One Man’s Crazy is Another Man’s Castle
In my next life, I’d like to come back as someone who makes something tangible. Maybe I could build zombie traps, you know, ‘cause I’m sure by the time I came back the zombie apocalypse would be the new normal. Or maybe I could build flying cars or cyborgs or the jars they fill with nutrient fluids to keep the heads of celebrities going long after their bodies died.
With all of these are things, I can take a moment at the end of each day, and survey the work space, and see, with my own two robotic eyes, the physical output of a day. I can nod with satisfaction at seeing 100 brain jars, and say, “Yes. I did that. It was a good, honest day’s work.”

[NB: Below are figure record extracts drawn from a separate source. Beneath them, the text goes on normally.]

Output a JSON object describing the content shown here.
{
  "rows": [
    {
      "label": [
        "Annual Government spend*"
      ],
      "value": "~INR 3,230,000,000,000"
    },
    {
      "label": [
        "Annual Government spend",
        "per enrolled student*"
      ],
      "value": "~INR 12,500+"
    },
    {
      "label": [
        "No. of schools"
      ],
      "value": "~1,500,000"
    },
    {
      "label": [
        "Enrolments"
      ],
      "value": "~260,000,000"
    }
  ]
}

Seeing the fruits of such a job seems like it would be much more gratifying than looking in my e-mail “sent” folder to count how many e-mails I managed to pound out in a day. How ridiculous is it to measure productivity by the number of times I sent a handful of electrons shaped into pixels to someone who’s simply going to delete it about 12 seconds after getting it. How unsatisfying is it to spend day after day shuffling non-existent paper around and pretend to look busy by clicking the “Compose” button for the hundredth time that day?
In 40 years, will the only evidence of how I spent my time every day be a bunch of replies to people asking for TPS reports?
I’ve been thinking about this quite a bit lately, after returning from my second visit to Bishop’s Castle in about 20 years. If you’ve never heard of it, it’s the work of one man, whose surname happens to be Bishop. He’s been working alone since 1969, building a gigantic stone castle about an hour west of Pueblo.
The first time I saw it, the first hints of towers were just emerging, and there was a scaffold leading to a wire frame dragon chimney. Rough framing of the foundation arches was in, but, it was hard to see it as much more than a squarish collection of large rocks mortared together. It seemed like, if it took him 20 years to barely get as far as this, that he was wasting his time on something that he would never finish.
Now, it’s undeniably a castle. There’s two towers, just like in the movie, and the larger of the two is over 100 feet tall. This huge structure was built by one guy, who has hauled large, very large, very hand smashingly large rocks up wrought-iron death spiral staircases, one at a time, and glued them into place. Today, you can easily see where the labor of more than 40 years has gone. It’s made a real monument.
And while a few decades ago it would’ve been easy to dismiss as some childish, crackpot dream of having a castle, today, it’s a crackpot adult accomplishment that can’t be undone with a few minutes and a delete key.
This all means that I’m starting to wonder if it’s me that’s the crackpot, and I’m looking around for evidence of my years of labor, and there’s less to see than a squarish collection of large rocks.